Wilder smiled, not his forte. "Please, coach, put me in?"
Nash smiled back at Wilder, and he was much better at it than Wilder was, even though the smile didn't reach his eyes. Perfect teeth. Fanned skin. Probably never had hangovers.
Nash shook his head. "He hasn't even read the script," he said to Bryce.
So you had to be a reader to make Nash's team? Yeah, that was tough. What the hell did these people know about being on a team anyway? There was only one kind of team for Wilder, a Special Forces A-Team, the eleven great guys he'd-
Althea shifted into Wilder's field of vision, and he lost his train of thought. He noticed that she wasn't wearing a bra under her thin, tight T-shirt. And the April evening was evidently a little chilly for her. Got to get that DVD.
"We about ready here?" he heard from behind him and turned. Armstrong stood there, the anti-Althea, tall and strong and in charge, not flirting with anybody, which was too bad. That would be something to see, Armstrong smiling, giving somebody the come-on. Probably that asshole Nash. Jesus.
"J.T. doesn't like my knife," Bryce said, and Armstrong turned those dark, steady eyes on Wilder.
Tough woman, he thought, his pulse picking up. Nothing like soft, bouncy Althea. Then he remembered the wind blowing her shirt back. Maybe a little bouncy-
"So I guess we'll have to change it," Bryce went on, close to whining. "I really want the knife, but once I saw the new ending, I went all the way to Fort Bragg and hired J.T. to help me make this real, so we should listen to him. For the movie."
Good for you, Wilder thought.
"And I would have been with you on that," Armstrong said, "if only you'd brought him in at the beginning. But it's the last four days of shooting and we can't afford to reshoot without the knife. I agree that authentic is good, but you filmed with the knife all last week, so that ship has sailed. Now let's get-"
"J.T.?" Bryce said.
Oh, fuck, here we go. Wilder felt bad for saying anything more, but Bryce was paying him to keep things authentic. "It's just not what Bryce's guy would wear. I know this Brad character is supposed to be an ex-Navy SEAL, and they are studs, no doubt about it."
Bryce stood slightly taller, trying to look the description. Wilder tried not to look at him.
"But they spend a lot of time in the water. That knife would tip a canoe over, never mind a swimmer. They carry dive knives. On their calves.

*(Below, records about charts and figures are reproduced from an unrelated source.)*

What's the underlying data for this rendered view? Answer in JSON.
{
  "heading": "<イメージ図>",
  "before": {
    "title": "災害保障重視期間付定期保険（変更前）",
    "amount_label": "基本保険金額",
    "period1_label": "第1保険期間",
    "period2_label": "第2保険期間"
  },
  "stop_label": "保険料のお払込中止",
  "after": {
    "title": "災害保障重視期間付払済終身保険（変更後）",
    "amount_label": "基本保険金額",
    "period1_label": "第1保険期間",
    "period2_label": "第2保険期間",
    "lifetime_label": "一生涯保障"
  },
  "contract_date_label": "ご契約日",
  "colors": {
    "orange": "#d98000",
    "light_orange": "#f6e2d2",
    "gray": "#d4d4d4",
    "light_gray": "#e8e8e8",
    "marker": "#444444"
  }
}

And even if his character is only operating on land, you want something that can kill quickly. Your SEAL isn't going to get in a sword fight with a Roman gladiator and that's about all that knife is good for. He's going to sneak up behind someone late at night and slice his throat wide open or, just as good, but more difficult unless you're a pro, jam the blade up into the jaw to the brain so it's a quick and silent kill."
Armstrong winced, and Wilder ignored her.

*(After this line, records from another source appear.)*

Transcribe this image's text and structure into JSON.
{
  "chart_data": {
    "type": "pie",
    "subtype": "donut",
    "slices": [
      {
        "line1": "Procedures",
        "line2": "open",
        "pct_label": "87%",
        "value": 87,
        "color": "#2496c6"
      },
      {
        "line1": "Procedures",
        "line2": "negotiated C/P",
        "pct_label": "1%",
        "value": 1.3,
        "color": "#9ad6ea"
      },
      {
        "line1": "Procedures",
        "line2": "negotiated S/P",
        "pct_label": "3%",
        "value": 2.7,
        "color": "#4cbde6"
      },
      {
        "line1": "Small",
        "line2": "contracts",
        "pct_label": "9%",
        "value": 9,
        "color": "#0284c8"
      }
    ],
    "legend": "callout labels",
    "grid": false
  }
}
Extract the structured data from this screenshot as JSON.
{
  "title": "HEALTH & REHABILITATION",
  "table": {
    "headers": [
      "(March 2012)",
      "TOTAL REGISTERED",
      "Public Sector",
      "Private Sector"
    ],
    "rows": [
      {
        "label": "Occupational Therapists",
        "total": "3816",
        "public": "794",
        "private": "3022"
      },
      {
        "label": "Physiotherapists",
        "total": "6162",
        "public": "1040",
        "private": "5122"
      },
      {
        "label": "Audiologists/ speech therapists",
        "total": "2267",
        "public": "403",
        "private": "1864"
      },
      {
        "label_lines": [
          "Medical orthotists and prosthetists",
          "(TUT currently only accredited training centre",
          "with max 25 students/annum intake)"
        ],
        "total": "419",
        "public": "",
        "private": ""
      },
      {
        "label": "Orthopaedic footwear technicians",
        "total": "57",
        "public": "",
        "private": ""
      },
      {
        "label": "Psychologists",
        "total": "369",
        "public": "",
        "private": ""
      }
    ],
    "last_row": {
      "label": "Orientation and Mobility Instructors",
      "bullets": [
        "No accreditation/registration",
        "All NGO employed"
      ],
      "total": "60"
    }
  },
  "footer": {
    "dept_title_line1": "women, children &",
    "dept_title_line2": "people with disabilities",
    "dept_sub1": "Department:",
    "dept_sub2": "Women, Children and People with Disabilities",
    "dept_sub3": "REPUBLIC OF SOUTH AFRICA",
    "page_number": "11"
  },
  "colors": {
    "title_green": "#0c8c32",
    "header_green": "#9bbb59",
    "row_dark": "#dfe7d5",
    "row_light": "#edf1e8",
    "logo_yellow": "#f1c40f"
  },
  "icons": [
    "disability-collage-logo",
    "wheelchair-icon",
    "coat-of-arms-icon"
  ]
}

"So, optimally, you want something slender, pointed, and double-edged. About six to eight inches long. And he's wearing it wrong." Wilder tapped the upside-down sheath that Bryce had the pig-sticker locked into. He stepped behind the actor, grabbed the handle, jerked it down and clear of the sheath, the leather stay giving way easily, then brought it up, the point a quarter inch from Bryce's jugular before Bryce could turn his head. "You want it in a place where you can easily access it, but the bad guy can't. And hell, if you got to use a knife, the shit has hit the fan anyway. I prefer a gun. Ten millimeter at ten feet. Double-tap in the forehead. Lights out."